The European Medicines Agency’s committee for human medicines (CHMP) has made a critical decision regarding the medicine Ocaliva (obeticholic acid), recommending that its marketing authorization be revoked across the European Union. This decision comes after a thorough review concluded that the benefits of Ocaliva no longer outweigh its risks for the treatment of primary biliary cholangitis (PBC), an autoimmune liver condition.
Ocaliva was initially granted conditional marketing authorization in 2016 based on its ability to reduce blood levels of markers like alkaline phosphatase (ALP) and bilirubin, indicating potential improvement in liver health for PBC patients. However, further studies were required to confirm its clinical benefits.
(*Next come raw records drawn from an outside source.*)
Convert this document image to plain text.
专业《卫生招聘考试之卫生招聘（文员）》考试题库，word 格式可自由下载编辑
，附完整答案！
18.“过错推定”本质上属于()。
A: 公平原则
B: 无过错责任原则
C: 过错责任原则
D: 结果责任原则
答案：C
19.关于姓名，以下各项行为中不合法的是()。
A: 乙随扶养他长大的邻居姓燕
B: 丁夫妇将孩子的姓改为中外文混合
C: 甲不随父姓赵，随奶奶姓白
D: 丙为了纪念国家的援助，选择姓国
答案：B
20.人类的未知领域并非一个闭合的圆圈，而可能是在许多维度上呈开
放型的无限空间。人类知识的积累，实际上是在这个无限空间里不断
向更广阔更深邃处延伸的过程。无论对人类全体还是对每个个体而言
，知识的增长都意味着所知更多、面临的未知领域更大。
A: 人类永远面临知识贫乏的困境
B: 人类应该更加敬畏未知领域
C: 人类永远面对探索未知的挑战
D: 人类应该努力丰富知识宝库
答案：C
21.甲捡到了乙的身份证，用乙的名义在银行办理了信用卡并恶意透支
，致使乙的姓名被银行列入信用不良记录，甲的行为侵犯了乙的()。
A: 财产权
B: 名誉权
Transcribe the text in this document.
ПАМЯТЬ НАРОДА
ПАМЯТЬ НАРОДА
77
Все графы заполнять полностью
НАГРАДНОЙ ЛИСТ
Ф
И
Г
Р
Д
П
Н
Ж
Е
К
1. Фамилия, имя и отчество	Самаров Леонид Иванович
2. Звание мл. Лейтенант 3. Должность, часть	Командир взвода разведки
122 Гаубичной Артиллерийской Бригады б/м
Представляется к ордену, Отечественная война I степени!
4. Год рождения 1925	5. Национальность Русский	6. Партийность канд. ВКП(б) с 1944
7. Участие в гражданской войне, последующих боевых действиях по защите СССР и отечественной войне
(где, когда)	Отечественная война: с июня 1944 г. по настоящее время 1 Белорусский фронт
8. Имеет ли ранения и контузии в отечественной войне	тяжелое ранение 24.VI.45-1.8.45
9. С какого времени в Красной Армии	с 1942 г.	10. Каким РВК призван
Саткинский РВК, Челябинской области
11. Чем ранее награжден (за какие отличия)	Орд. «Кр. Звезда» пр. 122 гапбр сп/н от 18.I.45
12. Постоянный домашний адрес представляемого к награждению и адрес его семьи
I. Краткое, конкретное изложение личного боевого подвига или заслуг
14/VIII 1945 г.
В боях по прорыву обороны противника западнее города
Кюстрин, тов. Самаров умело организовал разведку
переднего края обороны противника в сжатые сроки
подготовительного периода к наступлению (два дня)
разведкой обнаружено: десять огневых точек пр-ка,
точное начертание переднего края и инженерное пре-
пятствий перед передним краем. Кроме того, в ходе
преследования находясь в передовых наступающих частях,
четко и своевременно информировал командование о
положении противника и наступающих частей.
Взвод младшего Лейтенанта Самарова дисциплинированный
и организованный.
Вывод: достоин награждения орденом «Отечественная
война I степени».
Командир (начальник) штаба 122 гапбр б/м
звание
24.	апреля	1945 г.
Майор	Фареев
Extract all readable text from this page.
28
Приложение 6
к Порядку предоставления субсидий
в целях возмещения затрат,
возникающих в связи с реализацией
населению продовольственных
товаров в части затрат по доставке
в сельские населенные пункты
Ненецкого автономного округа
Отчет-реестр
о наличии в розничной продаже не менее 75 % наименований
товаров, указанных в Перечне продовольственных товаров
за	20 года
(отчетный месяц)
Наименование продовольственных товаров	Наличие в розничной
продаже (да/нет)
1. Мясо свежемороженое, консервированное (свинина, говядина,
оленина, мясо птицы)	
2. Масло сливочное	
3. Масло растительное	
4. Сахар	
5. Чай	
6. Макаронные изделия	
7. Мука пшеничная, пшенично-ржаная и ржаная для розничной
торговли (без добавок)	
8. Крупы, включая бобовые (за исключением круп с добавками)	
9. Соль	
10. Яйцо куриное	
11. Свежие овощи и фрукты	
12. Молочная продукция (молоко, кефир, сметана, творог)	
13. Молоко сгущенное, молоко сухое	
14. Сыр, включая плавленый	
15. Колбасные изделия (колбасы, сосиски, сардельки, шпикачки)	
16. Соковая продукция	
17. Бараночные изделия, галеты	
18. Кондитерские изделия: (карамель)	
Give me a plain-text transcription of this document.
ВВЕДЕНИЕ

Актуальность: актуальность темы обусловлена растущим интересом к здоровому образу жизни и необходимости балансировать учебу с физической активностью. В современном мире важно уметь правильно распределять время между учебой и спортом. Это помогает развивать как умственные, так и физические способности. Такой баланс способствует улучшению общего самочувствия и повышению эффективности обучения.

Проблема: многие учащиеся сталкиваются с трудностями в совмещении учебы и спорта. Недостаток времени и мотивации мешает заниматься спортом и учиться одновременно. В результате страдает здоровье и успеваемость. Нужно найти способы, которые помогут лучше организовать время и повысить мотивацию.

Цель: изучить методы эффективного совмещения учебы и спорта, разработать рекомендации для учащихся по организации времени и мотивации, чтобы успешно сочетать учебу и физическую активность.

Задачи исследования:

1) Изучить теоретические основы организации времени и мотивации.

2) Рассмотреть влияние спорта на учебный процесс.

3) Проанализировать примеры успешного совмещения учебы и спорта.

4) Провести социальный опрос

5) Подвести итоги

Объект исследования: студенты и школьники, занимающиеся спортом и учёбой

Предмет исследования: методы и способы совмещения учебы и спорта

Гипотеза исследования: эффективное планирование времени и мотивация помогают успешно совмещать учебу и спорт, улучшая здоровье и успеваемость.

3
The pivotal study, known as 747-302, aimed to verify Ocaliva’s effectiveness and safety in PBC patients who either did not respond adequately to or could not tolerate another medication, ursodeoxycholic acid (UDCA). Disappointingly, this trial failed to demonstrate Ocaliva’s superiority over a placebo in preventing disease progression or death in both the overall patient population and those in early stages of PBC.
In reaching its decision, the CHMP considered extensive data, including real-world evidence and input from healthcare professionals, patients, and liver disease experts. Despite additional supportive studies submitted by the manufacturer, these did not counterbalance the negative outcomes of study 747-302.
As a result, the CHMP concluded that the risks associated with Ocaliva outweigh its unproven benefits in treating PBC. The recommendation for revocation of its marketing authorization will now be forwarded to the European Commission, which will issue a final decision applicable to all EU member states.
For patients currently using Ocaliva, healthcare professionals are advised to consider alternative treatment options. The EMA will provide further guidance through direct communication channels to ensure patient safety during this transition.
Ocaliva, an orphan medicine designated for rare diseases, remains available for compassionate use or through named-patient programs for existing patients until the final decision takes effect.
This recommendation underscores the rigorous evaluation process undertaken by regulatory authorities to ensure the safety and efficacy of medicines available to patients across Europe.